Screenshot showing TinyPulse Team Happiness rating of 9.4.The benefits are also coming through in key metrics.

As part of our drive to make Boost the best place to work in New Zealand, we use TinyPulse to survey how happy the team is at work.

  • In the past year, our Team Happiness rating hit its highest point ever.

We are also seeing increases in our capacity to help others have a positive and lasting impact, and in our productivity. This year we have:

  • grown our team by 16%
  • increased net profit by 53%.

We survey the team to check that we are staying true to our core values (all answers are anonymous).

  • In the most recent survey, 100% agreed we stay true to our values.

Here are some of the responses:

“The values shone through even in lockdown.”

“The set of crystal clear values and ideals that every member of every team understands and lives by helps to create a culture that is consistently amazing to be a part of.”

“Even more so now with the medallions because it brings the values to the forefront and lets the whole team know who is showing our values.”

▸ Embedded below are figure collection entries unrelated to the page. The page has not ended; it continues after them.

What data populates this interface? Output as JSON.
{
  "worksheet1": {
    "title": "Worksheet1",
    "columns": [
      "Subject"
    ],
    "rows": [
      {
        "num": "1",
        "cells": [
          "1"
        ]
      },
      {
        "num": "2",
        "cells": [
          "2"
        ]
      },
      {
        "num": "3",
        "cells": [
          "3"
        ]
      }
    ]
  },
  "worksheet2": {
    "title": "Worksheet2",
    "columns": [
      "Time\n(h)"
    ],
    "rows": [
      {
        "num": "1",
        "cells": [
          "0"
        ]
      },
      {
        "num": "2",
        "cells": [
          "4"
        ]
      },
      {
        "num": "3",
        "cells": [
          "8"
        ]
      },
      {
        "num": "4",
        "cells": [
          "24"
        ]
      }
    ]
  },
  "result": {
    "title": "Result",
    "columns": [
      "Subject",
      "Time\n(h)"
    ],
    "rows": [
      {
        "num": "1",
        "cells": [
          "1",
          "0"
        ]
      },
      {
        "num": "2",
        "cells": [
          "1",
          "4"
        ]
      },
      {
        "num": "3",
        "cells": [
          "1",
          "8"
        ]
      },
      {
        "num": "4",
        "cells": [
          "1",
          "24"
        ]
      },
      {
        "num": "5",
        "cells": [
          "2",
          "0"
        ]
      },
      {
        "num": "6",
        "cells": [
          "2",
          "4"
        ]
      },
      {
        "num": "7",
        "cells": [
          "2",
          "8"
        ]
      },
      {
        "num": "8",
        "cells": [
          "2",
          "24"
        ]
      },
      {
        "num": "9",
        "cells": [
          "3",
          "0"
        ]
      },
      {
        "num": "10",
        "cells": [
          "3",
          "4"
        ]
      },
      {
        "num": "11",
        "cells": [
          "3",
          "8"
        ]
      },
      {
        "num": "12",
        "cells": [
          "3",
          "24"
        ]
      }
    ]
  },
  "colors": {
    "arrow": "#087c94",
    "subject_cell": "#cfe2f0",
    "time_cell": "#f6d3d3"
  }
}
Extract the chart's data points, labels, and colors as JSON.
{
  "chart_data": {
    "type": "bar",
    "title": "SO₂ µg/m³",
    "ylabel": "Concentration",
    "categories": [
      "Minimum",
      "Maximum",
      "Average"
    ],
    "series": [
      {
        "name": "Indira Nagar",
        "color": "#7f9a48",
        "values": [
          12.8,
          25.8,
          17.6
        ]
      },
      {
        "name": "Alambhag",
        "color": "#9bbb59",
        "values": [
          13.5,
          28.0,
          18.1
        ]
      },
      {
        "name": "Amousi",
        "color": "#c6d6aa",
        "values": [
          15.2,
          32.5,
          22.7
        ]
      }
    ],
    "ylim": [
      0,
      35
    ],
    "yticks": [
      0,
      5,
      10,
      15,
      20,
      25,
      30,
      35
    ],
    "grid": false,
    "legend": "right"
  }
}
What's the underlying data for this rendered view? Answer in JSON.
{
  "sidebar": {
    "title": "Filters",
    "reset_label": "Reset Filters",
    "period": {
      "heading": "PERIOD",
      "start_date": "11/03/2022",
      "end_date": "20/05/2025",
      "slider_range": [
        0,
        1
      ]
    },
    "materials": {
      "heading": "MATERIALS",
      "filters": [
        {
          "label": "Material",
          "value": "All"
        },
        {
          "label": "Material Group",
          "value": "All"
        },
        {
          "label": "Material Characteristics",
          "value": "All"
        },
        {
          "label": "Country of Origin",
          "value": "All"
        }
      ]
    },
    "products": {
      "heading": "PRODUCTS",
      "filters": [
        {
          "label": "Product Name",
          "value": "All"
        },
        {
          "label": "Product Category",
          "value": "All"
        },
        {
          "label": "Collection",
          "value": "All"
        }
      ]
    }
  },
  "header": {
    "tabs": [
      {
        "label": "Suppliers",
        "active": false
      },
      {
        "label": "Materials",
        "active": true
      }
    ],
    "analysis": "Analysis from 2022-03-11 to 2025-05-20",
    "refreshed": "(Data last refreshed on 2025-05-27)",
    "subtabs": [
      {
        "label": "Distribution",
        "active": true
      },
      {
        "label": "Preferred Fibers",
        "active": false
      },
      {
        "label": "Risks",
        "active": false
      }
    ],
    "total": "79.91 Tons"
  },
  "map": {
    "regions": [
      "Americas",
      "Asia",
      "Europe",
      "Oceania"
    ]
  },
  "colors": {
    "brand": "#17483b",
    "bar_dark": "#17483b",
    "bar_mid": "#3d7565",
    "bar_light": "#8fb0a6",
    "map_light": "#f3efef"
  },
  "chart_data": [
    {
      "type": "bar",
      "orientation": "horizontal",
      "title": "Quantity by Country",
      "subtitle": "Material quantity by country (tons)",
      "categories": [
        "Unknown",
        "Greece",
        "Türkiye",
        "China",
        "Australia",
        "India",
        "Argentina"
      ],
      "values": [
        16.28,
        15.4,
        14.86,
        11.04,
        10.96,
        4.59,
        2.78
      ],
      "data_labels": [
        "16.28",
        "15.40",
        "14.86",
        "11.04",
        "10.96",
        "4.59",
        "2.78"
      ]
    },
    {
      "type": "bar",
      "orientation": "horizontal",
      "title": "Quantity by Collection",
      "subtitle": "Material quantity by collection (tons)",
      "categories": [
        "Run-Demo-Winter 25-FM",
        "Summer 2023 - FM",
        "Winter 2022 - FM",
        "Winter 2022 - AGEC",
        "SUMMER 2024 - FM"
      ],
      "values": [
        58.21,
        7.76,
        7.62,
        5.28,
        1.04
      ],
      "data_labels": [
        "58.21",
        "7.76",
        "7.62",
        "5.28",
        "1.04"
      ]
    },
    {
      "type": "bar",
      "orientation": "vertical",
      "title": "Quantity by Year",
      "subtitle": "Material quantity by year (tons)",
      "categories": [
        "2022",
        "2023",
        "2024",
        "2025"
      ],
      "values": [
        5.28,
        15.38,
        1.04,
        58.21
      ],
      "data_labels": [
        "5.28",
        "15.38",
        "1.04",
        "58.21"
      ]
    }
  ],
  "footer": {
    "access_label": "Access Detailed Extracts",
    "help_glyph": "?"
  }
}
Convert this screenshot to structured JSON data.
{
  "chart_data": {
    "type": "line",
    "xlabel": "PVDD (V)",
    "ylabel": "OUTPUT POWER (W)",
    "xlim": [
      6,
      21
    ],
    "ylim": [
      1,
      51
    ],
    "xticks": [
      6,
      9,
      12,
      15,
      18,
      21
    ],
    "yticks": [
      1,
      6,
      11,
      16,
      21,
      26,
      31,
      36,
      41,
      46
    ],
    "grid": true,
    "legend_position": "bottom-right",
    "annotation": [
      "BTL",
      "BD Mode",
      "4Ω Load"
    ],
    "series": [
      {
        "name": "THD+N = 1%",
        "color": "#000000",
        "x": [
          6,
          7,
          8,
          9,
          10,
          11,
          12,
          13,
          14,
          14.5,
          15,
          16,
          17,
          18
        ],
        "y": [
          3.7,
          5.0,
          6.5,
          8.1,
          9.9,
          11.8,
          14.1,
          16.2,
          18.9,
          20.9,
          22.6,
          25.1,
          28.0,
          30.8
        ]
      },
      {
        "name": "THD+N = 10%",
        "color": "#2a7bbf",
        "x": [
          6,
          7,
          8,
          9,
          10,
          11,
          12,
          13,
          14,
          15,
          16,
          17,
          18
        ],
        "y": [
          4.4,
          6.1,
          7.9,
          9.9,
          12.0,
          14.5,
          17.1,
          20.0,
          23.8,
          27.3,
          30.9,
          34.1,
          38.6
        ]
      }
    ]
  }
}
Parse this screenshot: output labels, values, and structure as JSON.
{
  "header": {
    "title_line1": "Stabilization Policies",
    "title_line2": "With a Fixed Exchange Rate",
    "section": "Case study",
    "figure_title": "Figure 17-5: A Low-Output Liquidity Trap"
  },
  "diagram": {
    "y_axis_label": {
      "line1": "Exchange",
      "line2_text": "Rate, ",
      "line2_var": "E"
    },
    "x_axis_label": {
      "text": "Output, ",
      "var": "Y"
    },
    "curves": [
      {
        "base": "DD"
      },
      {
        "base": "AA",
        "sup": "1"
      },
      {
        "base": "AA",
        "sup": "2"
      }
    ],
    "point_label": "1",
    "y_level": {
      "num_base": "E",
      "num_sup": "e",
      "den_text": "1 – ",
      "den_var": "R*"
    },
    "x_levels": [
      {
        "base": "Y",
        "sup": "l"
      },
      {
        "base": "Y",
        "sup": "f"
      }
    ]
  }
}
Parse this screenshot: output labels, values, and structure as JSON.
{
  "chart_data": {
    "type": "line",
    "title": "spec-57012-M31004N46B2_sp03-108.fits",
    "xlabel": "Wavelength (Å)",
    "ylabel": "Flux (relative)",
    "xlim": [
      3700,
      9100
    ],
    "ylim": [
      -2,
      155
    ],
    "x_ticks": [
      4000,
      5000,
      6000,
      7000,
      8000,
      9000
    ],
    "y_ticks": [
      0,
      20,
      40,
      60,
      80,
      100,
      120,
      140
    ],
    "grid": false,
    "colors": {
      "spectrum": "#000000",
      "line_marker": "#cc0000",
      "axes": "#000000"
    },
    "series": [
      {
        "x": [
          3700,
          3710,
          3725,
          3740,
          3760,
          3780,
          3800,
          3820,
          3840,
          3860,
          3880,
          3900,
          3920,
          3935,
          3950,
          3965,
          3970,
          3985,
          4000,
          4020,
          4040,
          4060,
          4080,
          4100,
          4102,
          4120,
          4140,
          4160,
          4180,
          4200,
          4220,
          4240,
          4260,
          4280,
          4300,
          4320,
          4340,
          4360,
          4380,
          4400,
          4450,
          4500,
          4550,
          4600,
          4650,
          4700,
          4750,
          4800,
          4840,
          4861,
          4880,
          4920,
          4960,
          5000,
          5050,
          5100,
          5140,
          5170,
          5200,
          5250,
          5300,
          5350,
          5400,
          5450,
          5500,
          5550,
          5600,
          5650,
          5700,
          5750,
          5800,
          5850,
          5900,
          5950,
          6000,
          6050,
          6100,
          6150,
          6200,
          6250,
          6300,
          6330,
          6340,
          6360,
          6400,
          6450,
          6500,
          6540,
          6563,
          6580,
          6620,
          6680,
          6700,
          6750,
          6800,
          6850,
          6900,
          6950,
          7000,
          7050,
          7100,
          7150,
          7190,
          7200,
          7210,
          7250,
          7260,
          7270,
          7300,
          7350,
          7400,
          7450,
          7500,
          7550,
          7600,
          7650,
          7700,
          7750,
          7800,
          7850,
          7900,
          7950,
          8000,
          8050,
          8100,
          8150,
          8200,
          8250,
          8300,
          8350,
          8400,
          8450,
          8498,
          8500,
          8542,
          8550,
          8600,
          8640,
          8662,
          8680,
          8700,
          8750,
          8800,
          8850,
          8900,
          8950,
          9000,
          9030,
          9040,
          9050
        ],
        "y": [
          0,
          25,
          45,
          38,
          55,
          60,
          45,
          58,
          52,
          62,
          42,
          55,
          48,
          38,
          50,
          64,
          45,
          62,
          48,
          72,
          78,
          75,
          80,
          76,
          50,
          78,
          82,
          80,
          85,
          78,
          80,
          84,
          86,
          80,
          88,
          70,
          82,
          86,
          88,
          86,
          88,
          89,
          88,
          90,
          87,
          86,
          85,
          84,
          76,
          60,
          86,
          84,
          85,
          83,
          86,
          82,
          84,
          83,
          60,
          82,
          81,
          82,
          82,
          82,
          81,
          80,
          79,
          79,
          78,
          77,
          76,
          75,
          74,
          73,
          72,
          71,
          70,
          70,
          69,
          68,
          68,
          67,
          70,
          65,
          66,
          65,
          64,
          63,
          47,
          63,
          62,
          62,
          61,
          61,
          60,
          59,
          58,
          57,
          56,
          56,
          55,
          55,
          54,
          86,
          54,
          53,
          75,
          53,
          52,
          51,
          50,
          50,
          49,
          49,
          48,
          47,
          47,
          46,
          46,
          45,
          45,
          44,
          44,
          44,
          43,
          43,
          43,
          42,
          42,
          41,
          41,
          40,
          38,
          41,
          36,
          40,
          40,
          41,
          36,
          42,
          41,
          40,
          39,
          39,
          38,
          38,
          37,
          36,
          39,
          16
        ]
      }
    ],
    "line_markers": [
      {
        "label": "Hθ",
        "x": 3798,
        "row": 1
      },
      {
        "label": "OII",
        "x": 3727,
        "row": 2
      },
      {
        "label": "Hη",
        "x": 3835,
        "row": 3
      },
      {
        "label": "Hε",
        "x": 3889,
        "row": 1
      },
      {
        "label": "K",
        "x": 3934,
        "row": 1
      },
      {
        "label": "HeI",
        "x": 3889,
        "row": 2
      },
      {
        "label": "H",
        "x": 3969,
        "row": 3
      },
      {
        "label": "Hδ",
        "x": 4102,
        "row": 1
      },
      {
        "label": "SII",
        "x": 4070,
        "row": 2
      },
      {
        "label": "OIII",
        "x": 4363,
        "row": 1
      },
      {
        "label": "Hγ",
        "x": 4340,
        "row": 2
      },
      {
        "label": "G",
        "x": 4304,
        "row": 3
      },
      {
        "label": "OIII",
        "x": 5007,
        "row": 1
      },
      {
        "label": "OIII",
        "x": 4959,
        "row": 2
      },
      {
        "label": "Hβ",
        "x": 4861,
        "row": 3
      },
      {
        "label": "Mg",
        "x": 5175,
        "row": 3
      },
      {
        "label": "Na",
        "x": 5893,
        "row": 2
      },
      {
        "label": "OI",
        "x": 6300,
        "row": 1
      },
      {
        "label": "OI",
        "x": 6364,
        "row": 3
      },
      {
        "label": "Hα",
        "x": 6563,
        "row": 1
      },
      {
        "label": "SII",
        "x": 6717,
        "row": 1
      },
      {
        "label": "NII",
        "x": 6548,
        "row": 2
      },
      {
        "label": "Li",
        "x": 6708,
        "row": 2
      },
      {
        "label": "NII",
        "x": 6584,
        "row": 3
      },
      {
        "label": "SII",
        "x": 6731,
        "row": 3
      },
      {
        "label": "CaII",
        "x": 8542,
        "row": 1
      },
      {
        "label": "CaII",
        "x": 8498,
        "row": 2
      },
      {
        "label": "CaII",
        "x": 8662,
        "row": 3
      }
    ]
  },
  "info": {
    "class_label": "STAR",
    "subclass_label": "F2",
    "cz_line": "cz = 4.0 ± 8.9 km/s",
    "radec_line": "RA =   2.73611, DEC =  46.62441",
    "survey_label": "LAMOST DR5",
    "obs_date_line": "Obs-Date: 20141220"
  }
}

Common values help us cope with COVID-19

As with many organisations, the pandemic has been the biggest challenge of 2020. But having a team aligned behind common values meant we could stay strong and support each other while we were all working remotely. New Zealand has moved out of lockdown (for now, anyway) so we can look back at how we coped.

  • Even at the height of the crisis, our Team Happiness rating stayed well above the pre-crisis industry benchmark.
  • Feedback from clients showed we consistently maintained full productivity while working remotely during the COVID-19 lockdown. In fact, April 2020 was our biggest billing month ever.
  • Despite joining us in the middle of the lockdown, Greg Rogan described starting at Boost as “the best onboarding experience that I’ve had in any job.”

Welcome message to Greg showing streamers over Zoom team meeting.

These are achievements the team at Boost are very proud of. They are a potent reminder of the power of shared values and common purpose. We hope this core values case study helps you get your own team synchronised for success.